First of all, there are two notions of Kolmogorov complexity, that Li and Vitanyi (in their classic monograph) call algorithmic complexity and algorithmic prefix complexity. Each of them is defined with respect to a universal computer which has a certain property.

Algorithmic complexity $C(x)$ has the property that for every computer $P$, if we denote by $C_P(x)$ the complexity of $x$ with respect to $P$, then $|C(x) - C_P(x)| \leq \gamma_P$, where $\gamma_P$ depends only on $P$. This property is known as universality.

Algorithmic prefix complexity $K(x)$ uses a computer in which the valid programs form a prefix code (a prefix computer), and we only require the universality property for prefix computers.

The actual definitions are slightly more complicated, since we also need to define, at the same time, the notion $C(x|y)$ or $K(x|y)$.

If you want to use some encoding of Turing machines as your definition of Kolmogorov complexity (of either kind), you need to use an encoding which is universal.
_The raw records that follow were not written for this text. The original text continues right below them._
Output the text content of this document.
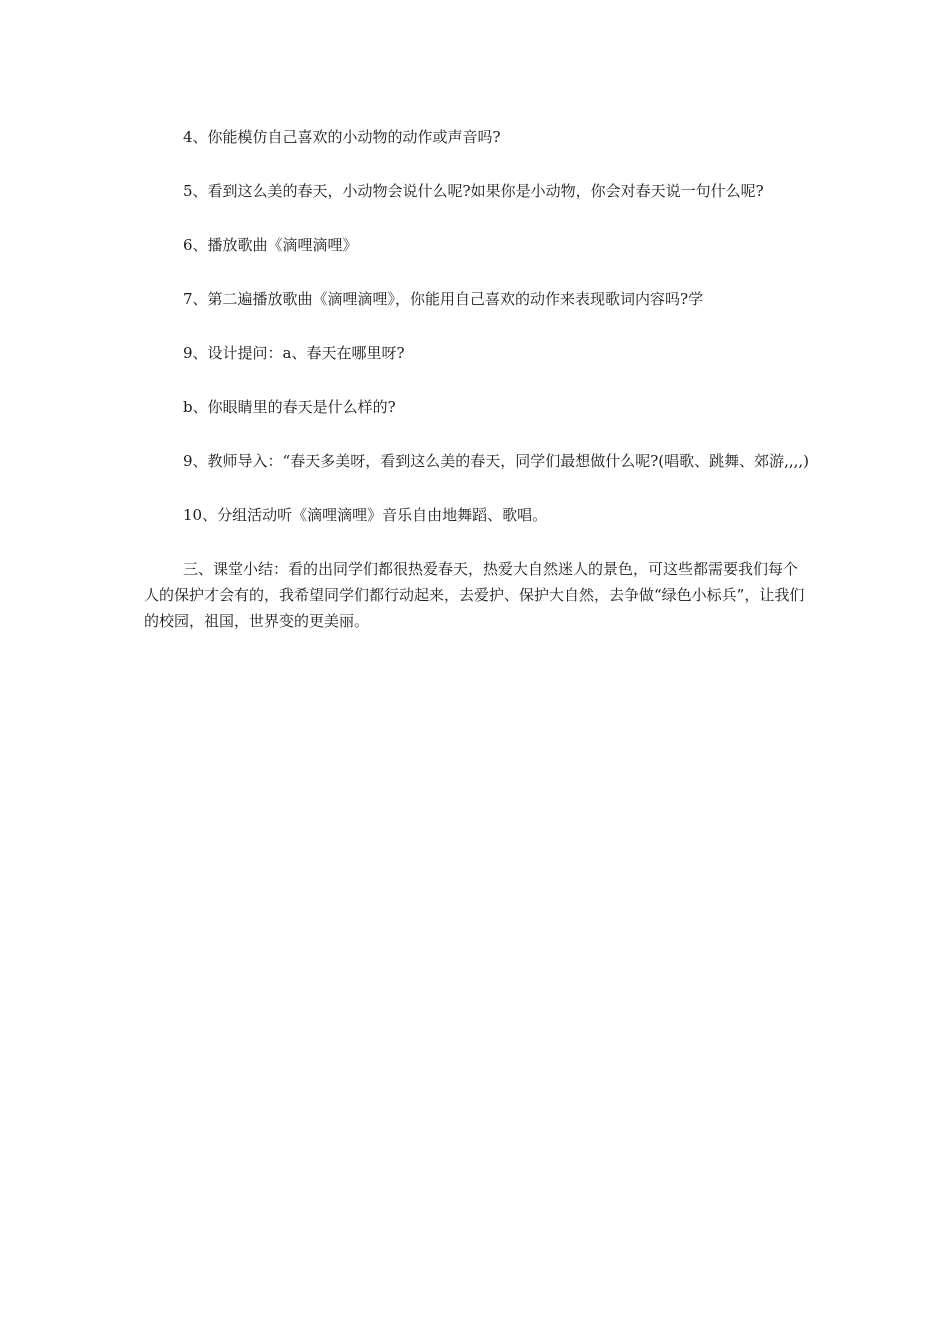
4、你能模仿自己喜欢的小动物的动作或声音吗?

5、看到这么美的春天，小动物会说什么呢?如果你是小动物，你会对春天说一句什么呢?

6、播放歌曲《滴哩滴哩》

7、第二遍播放歌曲《滴哩滴哩》，你能用自己喜欢的动作来表现歌词内容吗?学

9、设计提问：a、春天在哪里呀?

b、你眼睛里的春天是什么样的?

9、教师导入：“春天多美呀，看到这么美的春天，同学们最想做什么呢?(唱歌、跳舞、郊游,,,,)

10、分组活动听《滴哩滴哩》音乐自由地舞蹈、歌唱。

三、课堂小结：看的出同学们都很热爱春天，热爱大自然迷人的景色，可这些都需要我们每个人的保护才会有的，我希望同学们都行动起来，去爱护、保护大自然，去争做“绿色小标兵”，让我们的校园，祖国，世界变的更美丽。
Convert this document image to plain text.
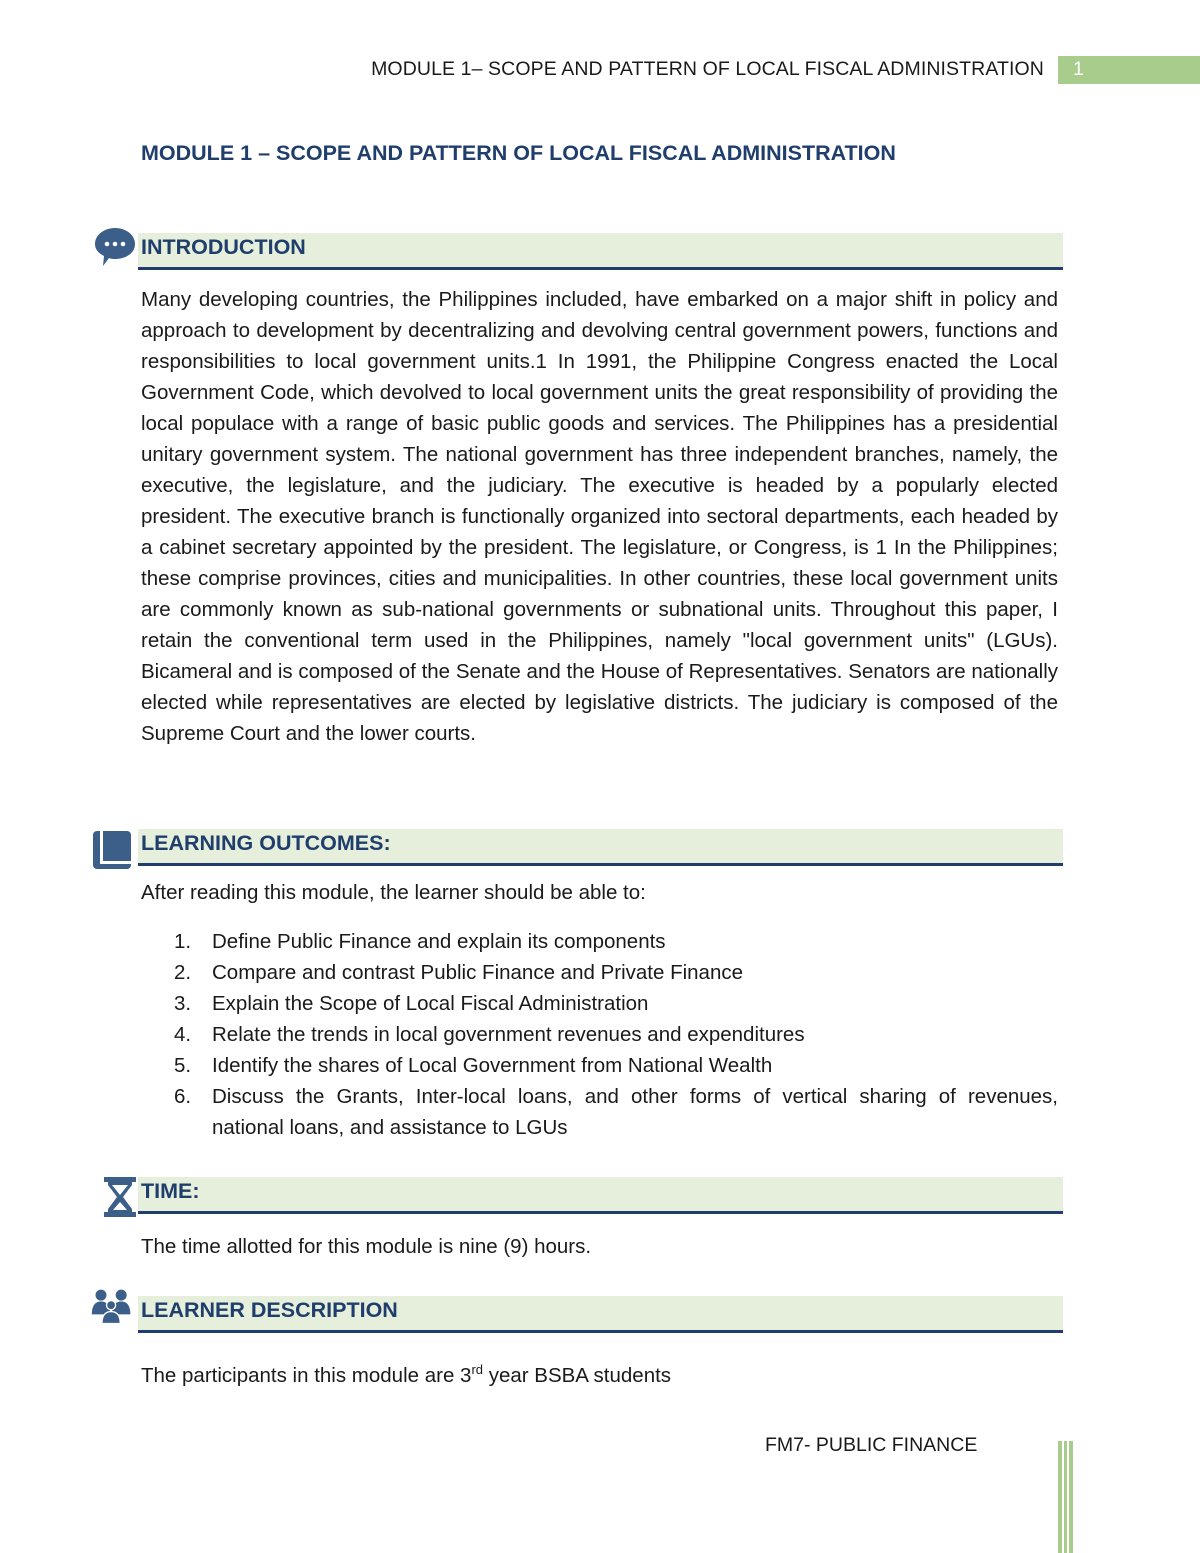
MODULE 1– SCOPE AND PATTERN OF LOCAL FISCAL ADMINISTRATION 1
MODULE 1 – SCOPE AND PATTERN OF LOCAL FISCAL ADMINISTRATION
INTRODUCTION

Many developing countries, the Philippines included, have embarked on a major shift in policy and approach to development by decentralizing and devolving central government powers, functions and responsibilities to local government units.1 In 1991, the Philippine Congress enacted the Local Government Code, which devolved to local government units the great responsibility of providing the local populace with a range of basic public goods and services. The Philippines has a presidential unitary government system. The national government has three independent branches, namely, the executive, the legislature, and the judiciary. The executive is headed by a popularly elected president. The executive branch is functionally organized into sectoral departments, each headed by a cabinet secretary appointed by the president. The legislature, or Congress, is 1 In the Philippines; these comprise provinces, cities and municipalities. In other countries, these local government units are commonly known as sub-national governments or subnational units. Throughout this paper, I retain the conventional term used in the Philippines, namely "local government units" (LGUs). Bicameral and is composed of the Senate and the House of Representatives. Senators are nationally elected while representatives are elected by legislative districts. The judiciary is composed of the Supreme Court and the lower courts.

LEARNING OUTCOMES:
After reading this module, the learner should be able to:
1. Define Public Finance and explain its components
2. Compare and contrast Public Finance and Private Finance
3. Explain the Scope of Local Fiscal Administration
4. Relate the trends in local government revenues and expenditures
5. Identify the shares of Local Government from National Wealth
6. Discuss the Grants, Inter-local loans, and other forms of vertical sharing of revenues, national loans, and assistance to LGUs
TIME:
The time allotted for this module is nine (9) hours.
LEARNER DESCRIPTION
The participants in this module are 3rd year BSBA students
FM7- PUBLIC FINANCE
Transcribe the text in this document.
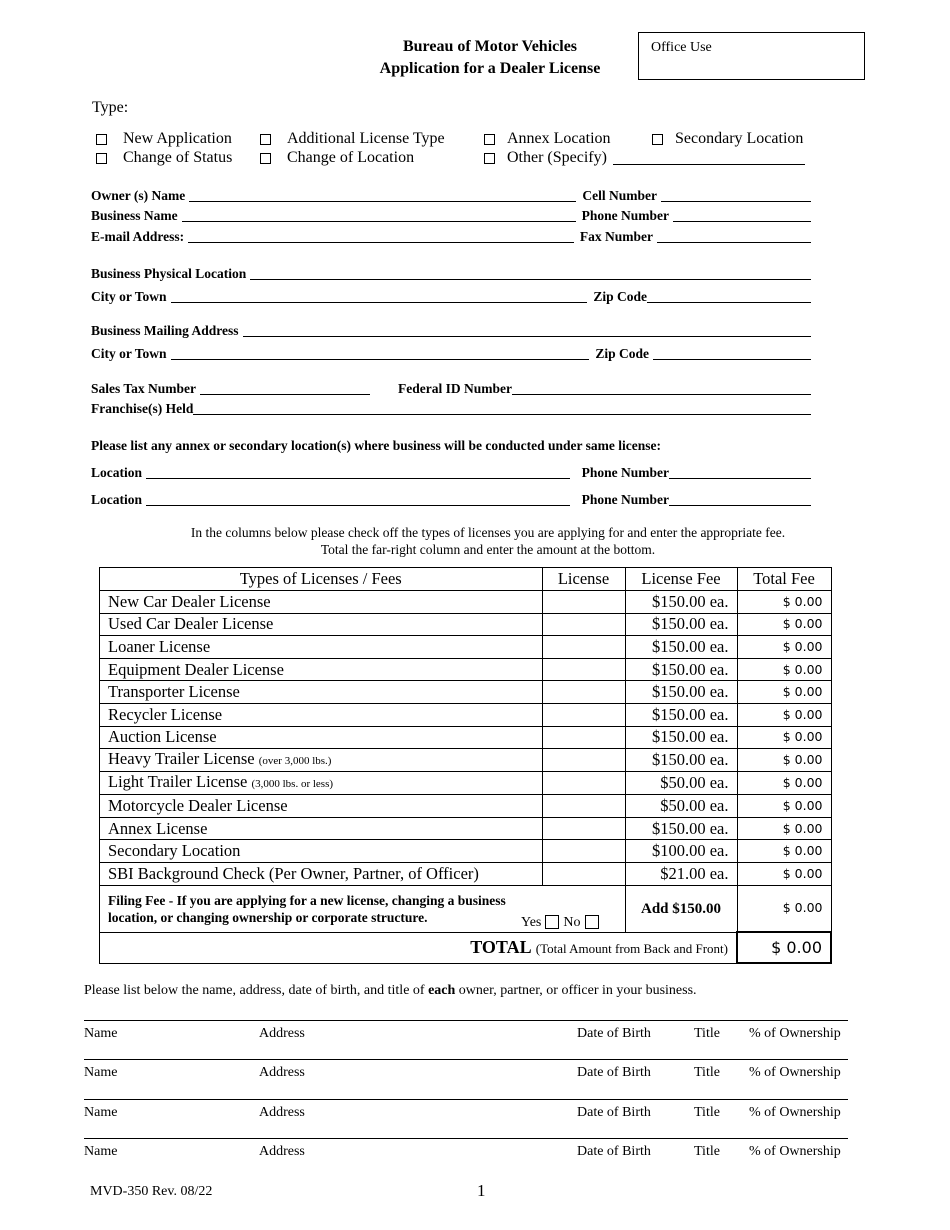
Bureau of Motor Vehicles
Application for a Dealer License
Office Use
Type:
New Application	Additional License Type	Annex Location	Secondary Location
Change of Status	Change of Location	Other (Specify)
Owner (s) Name	Cell Number
Business Name	Phone Number
E-mail Address:	Fax Number
Business Physical Location
City or Town	Zip Code
Business Mailing Address
City or Town	Zip Code
Sales Tax Number	Federal ID Number
Franchise(s) Held
Please list any annex or secondary location(s) where business will be conducted under same license:
Location	Phone Number
Location	Phone Number
In the columns below please check off the types of licenses you are applying for and enter the appropriate fee.
Total the far-right column and enter the amount at the bottom.
Types of Licenses / Fees	License	License Fee	Total Fee
New Car Dealer License		$150.00 ea.	$ 0.00
Used Car Dealer License		$150.00 ea.	$ 0.00
Loaner License		$150.00 ea.	$ 0.00
Equipment Dealer License		$150.00 ea.	$ 0.00
Transporter License		$150.00 ea.	$ 0.00
Recycler License		$150.00 ea.	$ 0.00
Auction License		$150.00 ea.	$ 0.00
Heavy Trailer License (over 3,000 lbs.)		$150.00 ea.	$ 0.00
Light Trailer License (3,000 lbs. or less)		$50.00 ea.	$ 0.00
Motorcycle Dealer License		$50.00 ea.	$ 0.00
Annex License		$150.00 ea.	$ 0.00
Secondary Location		$100.00 ea.	$ 0.00
SBI Background Check (Per Owner, Partner, of Officer)		$21.00 ea.	$ 0.00

Filing Fee - If you are applying for a new license, changing a business
location, or changing ownership or corporate structure. Yes No		Add $150.00	$ 0.00
TOTAL (Total Amount from Back and Front)			$ 0.00
Please list below the name, address, date of birth, and title of each owner, partner, or officer in your business.
Name	Address	Date of Birth	Title % of Ownership
Name	Address	Date of Birth	Title % of Ownership
Name	Address	Date of Birth	Title % of Ownership
Name	Address	Date of Birth	Title % of Ownership
MVD-350 Rev. 08/22	1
But the point of Kolmogorov complexity is that which computer you use doesn't matter, since the resulting notions of Kolmogorov complexity only differ by an additive constant.

Finally, the Kolmogorov complexity analog of your "substitution" rule is $$ K(x) \leq K(x|y) + K(y) + O(1). $$ In fact, more is true: $$|K(x|y) + K(y) - K(x,y)| = O(1). $$ This holds for prefix complexity.